Several outstanding works of Byzantine Church hymnology and homiletics are connected with the miracle of the Robe of the Most Holy Theotokos at Blachernae. There are two homilies of Saint Photius, one of which he preached within days of the siege of Constantinople, and the other soon after the departure of the Russian forces. Also associated with the campaign of Askold against Constantinople is the composition of a remarkable “Akathist to the Most Holy Theotokos,” which certain Church histories ascribe also to holy Patriarch Photius. This Akathist forms an integral part of the services of Praise to the Most Holy Theotokos (i.e., the “Saturday of the Akathist,” Fifth Saturday of Great Lent).

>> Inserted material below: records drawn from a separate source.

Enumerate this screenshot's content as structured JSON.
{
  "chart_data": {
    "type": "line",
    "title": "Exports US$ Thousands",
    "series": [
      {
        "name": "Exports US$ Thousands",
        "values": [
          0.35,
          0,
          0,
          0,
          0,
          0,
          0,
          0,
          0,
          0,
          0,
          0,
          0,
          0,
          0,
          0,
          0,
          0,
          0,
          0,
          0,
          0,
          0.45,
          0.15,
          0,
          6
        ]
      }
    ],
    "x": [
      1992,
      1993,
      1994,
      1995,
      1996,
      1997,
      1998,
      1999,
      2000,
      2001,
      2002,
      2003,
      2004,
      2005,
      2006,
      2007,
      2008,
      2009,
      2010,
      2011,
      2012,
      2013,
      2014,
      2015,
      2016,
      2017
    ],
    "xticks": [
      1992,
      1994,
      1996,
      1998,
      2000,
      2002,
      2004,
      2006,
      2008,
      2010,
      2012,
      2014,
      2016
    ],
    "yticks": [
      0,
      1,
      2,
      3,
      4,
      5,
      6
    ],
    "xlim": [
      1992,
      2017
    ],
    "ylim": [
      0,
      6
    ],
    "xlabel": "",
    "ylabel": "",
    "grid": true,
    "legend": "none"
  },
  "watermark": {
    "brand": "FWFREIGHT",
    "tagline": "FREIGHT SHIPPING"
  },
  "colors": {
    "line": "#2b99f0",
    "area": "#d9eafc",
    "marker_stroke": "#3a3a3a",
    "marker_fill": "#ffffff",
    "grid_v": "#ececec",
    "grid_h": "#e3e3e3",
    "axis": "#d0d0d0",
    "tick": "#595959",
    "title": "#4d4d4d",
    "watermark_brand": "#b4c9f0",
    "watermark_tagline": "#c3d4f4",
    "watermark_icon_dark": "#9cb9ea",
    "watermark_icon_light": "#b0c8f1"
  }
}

It is not only Byzantine sources that relate the events of the year 860, but also Russian historical chronicles. Saint Nestor the Chronicler, stressing the significance of the Russian campaign against Constantinople, notes that from this time “it was begun to be called the Russian Land.” Certain of the chronicles, among them the Ioakimov and Nikonov, preserved accounts of the Baptism of Prince Askold and Kievan Rus after the campaign against Constantinople. The popular commemoration of this event is firmly associated with the names of the Kievan princes Askold and Dir, although in the opinion of historians, Dir was prince of Kiev somewhat earlier than Askold.
The veneration of the feast of the Placing of the Robe was long known in the Russian Church. Saint Andrew Bogoliubsky (July 4) built a church in honor of this feastday in the city of Vladimir at the Golden Gates. At the end of the fourteenth century, part of the Robe of the Mother of God was transferred from Constantinople to Rus by Saint Dionysius, Archbishop of Suzdal (June 26).
The holy Robe of the Mother of God, which previously saved Constantinople, later saved Moscow from hostilities. Tatars of the Horde of the princeling Mazovshi approached the walls of Moscow in the summer of 1451. Saint Jonah, Metropolitan of Moscow, with constant prayer and church services, encouraged the defenders of the capital. On the night of July 2, the Chronicle relates, great confusion occurred within the Tatar camp. The enemy abandoned their plundered goods and speedily departed in disarray. In memory of the miraculous deliverance of Moscow, Saint Jonah built the church of the Placing of the Robe in the Kremlin, making it his primary church. It burned, but in its place in the years 1484-1486 a new church, also dedicated to the Feast of the Placing of the Robe of the Mother of God, was built thirty years later. This temple, standing at present, continued to serve as the primary church of Russian metropolitans and patriarchs until the cathedral of the Twelve Apostles was built under Patriarch Nikon.